Pessoas de todas as classes sociais, independentemente de acreditarem ou não na capacidade da tecnologia de resolver todos os problemas, estão convencidas de que a IA aumentará a produtividade em todos os setores. À medida que a produtividade aumenta, é evidente que o trabalho humano sofrerá em alguns setores, senão em todos. Se isso estiver correto, então não existem iniciativas políticas suficientemente concretas para proteger as pessoas da exclusão ou de outras incertezas associadas à extensa perda de empregos.
Distribuição de riqueza e como obter sua parte sem trabalhar
Um artigo recente do Prof. Eric Posner, da Faculdade de Direito da Universidade de Chicago, descreve o mesmo cenário mencionado acima. Ele enfatiza que o debate recente sobre o impacto da IA no emprego oscila entre dois extremos: um que considera que a IA irá arruinar o trabalho humano e outro que defende que a riqueza e os recursos se acumularão apenas nas mãos de um grupo mais rico que detém o capital, pois este ficará com todo o excedente que antes era compartilhado com os trabalhadores.
Por outro lado, há aqueles que se mostram otimistas em relação ao lado positivo da tecnologia. A ideia deles também não difere muito, exceto pelo fato de que a classe mais rica será forçada a compartilhar seus recursos com os outros na forma de renda básica universal ou programas de compartilhamento semelhantes. O autor afirma que esse parece ser o cenário perfeito para alcançar a visão comunista de Marx, já que todos terão ampla liberdade e recursos. Isso será algo que o planeta Terra jamais experimentou.
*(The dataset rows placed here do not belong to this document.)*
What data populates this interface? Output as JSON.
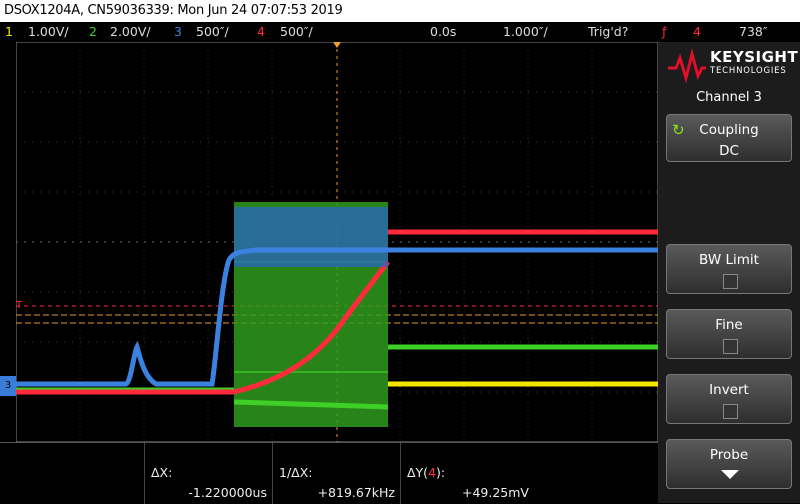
{
  "titlebar": "DSOX1204A, CN59036339: Mon Jun 24 07:07:53 2019",
  "channels": [
    {
      "num": "1",
      "scale": "1.00V/",
      "color": "#f5e600"
    },
    {
      "num": "2",
      "scale": "2.00V/",
      "color": "#3fd028"
    },
    {
      "num": "3",
      "scale": "500″/",
      "color": "#3b82e0"
    },
    {
      "num": "4",
      "scale": "500″/",
      "color": "#ff2a3a"
    }
  ],
  "timebar": {
    "delay": "0.0s",
    "timebase": "1.000″/",
    "status": "Trig'd?",
    "trig_icon": "rising-edge-icon",
    "trig_source": "4",
    "trig_level": "738″"
  },
  "logo": {
    "brand": "KEYSIGHT",
    "sub": "TECHNOLOGIES"
  },
  "menu": {
    "title": "Channel 3",
    "coupling_label": "Coupling",
    "coupling_value": "DC",
    "bw_limit": "BW Limit",
    "fine": "Fine",
    "invert": "Invert",
    "probe": "Probe"
  },
  "trigger_marker": "T",
  "ground_marker": "3",
  "measurements": {
    "dx_label": "ΔX:",
    "dx_value": "-1.220000us",
    "inv_dx_label": "1/ΔX:",
    "inv_dx_value": "+819.67kHz",
    "dy_label": "ΔY(",
    "dy_channel": "4",
    "dy_label_end": "):",
    "dy_value": "+49.25mV"
  }
}
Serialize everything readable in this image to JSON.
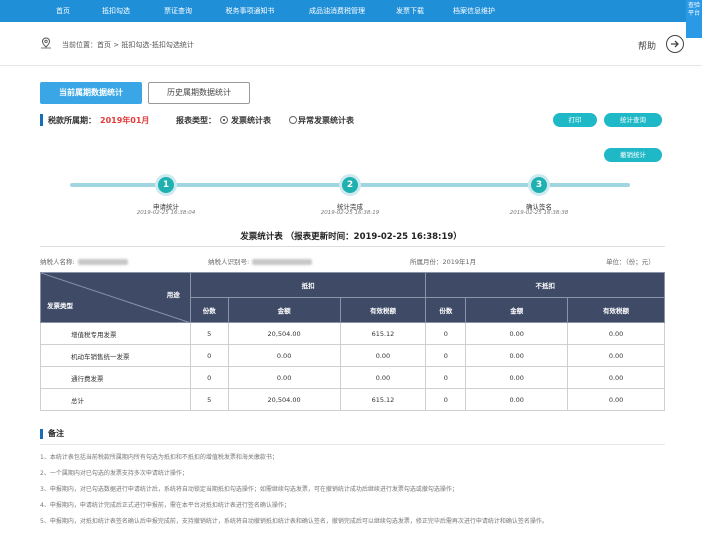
{
  "nav": {
    "items": [
      "首页",
      "抵扣勾选",
      "票证查询",
      "税务事项通知书",
      "成品油消费税管理",
      "发票下载",
      "档案信息维护"
    ],
    "side_badge": "查验平台"
  },
  "breadcrumb": {
    "label": "当前位置：首页 > 抵扣勾选-抵扣勾选统计",
    "help": "帮助"
  },
  "tabs": {
    "current": "当前属期数据统计",
    "history": "历史属期数据统计"
  },
  "filter": {
    "period_label": "税款所属期：",
    "period_value": "2019年01月",
    "type_label": "报表类型：",
    "option_invoice": "发票统计表",
    "option_abnormal": "异常发票统计表",
    "selected": "发票统计表"
  },
  "buttons": {
    "print": "打印",
    "query": "统计查询",
    "cancel": "撤销统计"
  },
  "steps": [
    {
      "num": "1",
      "title": "申请统计",
      "time": "2019-02-25 16:38:04"
    },
    {
      "num": "2",
      "title": "统计完成",
      "time": "2019-02-25 16:38:19"
    },
    {
      "num": "3",
      "title": "确认签名",
      "time": "2019-02-25 16:38:38"
    }
  ],
  "table_title": "发票统计表 （报表更新时间：2019-02-25 16:38:19）",
  "info": {
    "taxpayer_name_label": "纳税人名称:",
    "taxpayer_id_label": "纳税人识别号:",
    "month_label": "所属月份：2019年1月",
    "unit_label": "单位：（份；元）"
  },
  "table": {
    "corner_left": "发票类型",
    "corner_right": "用途",
    "group_deduct": "抵扣",
    "group_nondeduct": "不抵扣",
    "subheaders": [
      "份数",
      "金额",
      "有效税额",
      "份数",
      "金额",
      "有效税额"
    ],
    "rows": [
      {
        "type": "增值税专用发票",
        "values": [
          "5",
          "20,504.00",
          "615.12",
          "0",
          "0.00",
          "0.00"
        ]
      },
      {
        "type": "机动车销售统一发票",
        "values": [
          "0",
          "0.00",
          "0.00",
          "0",
          "0.00",
          "0.00"
        ]
      },
      {
        "type": "通行费发票",
        "values": [
          "0",
          "0.00",
          "0.00",
          "0",
          "0.00",
          "0.00"
        ]
      },
      {
        "type": "总计",
        "values": [
          "5",
          "20,504.00",
          "615.12",
          "0",
          "0.00",
          "0.00"
        ]
      }
    ]
  },
  "notes": {
    "title": "备注",
    "items": [
      "1、本统计表包括当前税款所属期内所有勾选为抵扣和不抵扣的增值税发票和海关缴款书；",
      "2、一个属期内对已勾选的发票支持多次申请统计操作；",
      "3、申报期内，对已勾选数据进行申请统计后，系统将自动锁定当期抵扣勾选操作；如需继续勾选发票，可在撤销统计成功后继续进行发票勾选或撤勾选操作；",
      "4、申报期内，申请统计完成后正式进行申报前，需在本平台对抵扣统计表进行签名确认操作；",
      "5、申报期内，对抵扣统计表签名确认后申报完成前，支持撤销统计，系统将自动撤销抵扣统计表和确认签名，撤销完成后可以继续勾选发票，修正完毕后需再次进行申请统计和确认签名操作。"
    ]
  },
  "colors": {
    "nav_bg": "#1f8fd8",
    "accent": "#1fb8c7",
    "header_bg": "#3f4a66",
    "period": "#e03a3a"
  }
}
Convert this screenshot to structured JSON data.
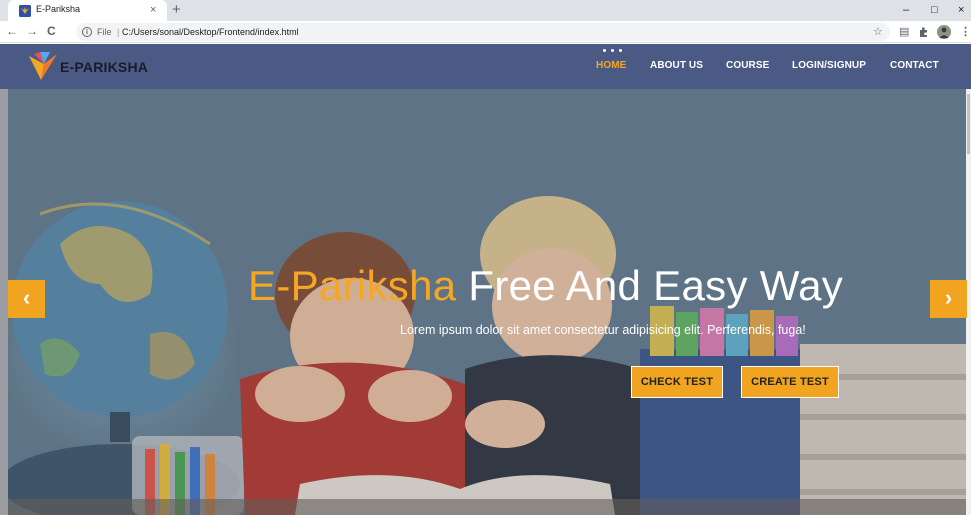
{
  "browser": {
    "tab_title": "E-Pariksha",
    "close_glyph": "×",
    "new_tab_glyph": "+",
    "url_scheme": "File",
    "url_separator": "|",
    "url": "C:/Users/sonal/Desktop/Frontend/index.html",
    "window": {
      "minimize": "–",
      "maximize": "□",
      "close": "×"
    },
    "nav": {
      "back": "←",
      "forward": "→",
      "reload": "C"
    }
  },
  "site": {
    "logo": "E-PARIKSHA",
    "nav": [
      {
        "label": "HOME",
        "active": true
      },
      {
        "label": "ABOUT US",
        "active": false
      },
      {
        "label": "COURSE",
        "active": false
      },
      {
        "label": "LOGIN/SIGNUP",
        "active": false
      },
      {
        "label": "CONTACT",
        "active": false
      }
    ],
    "hero": {
      "headline_accent": "E-Pariksha",
      "headline_rest": " Free And Easy Way",
      "subtitle": "Lorem ipsum dolor sit amet consectetur adipisicing elit. Perferendis, fuga!",
      "buttons": [
        "CHECK TEST",
        "CREATE TEST"
      ],
      "prev": "‹",
      "next": "›"
    }
  },
  "colors": {
    "accent": "#f5a623",
    "button": "#f1a41f",
    "navbar": "#4b5a85"
  }
}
O que ambos os cenários acima têm em comum é a possibilidade de a IA aumentar a produtividade em escalas nunca antes vistas, tornando a geração de riqueza mais fácil e rápida. Até mesmo os engenheiros de software, pilotos e médicos mais qualificados e bem pagos serão incluídos em programas de assistência social ou de compartilhamento de riqueza, juntamente com profissionais como cash e garçons.
Ambos os grupos de pensamento reduzem a IA a uma questão política. Os que ficarem para trás serão em maior número, e por isso forçarão os poderosos a partilhar a sua riqueza. A razão é que os excedentes da IA serão tão elevados que não se importarão de os partilhar com o público em troca de prestígio social ou paz pessoal. E também porque a classe instruída e os influenciadores políticos se juntarão aos que ficarem para trás na sua campanha.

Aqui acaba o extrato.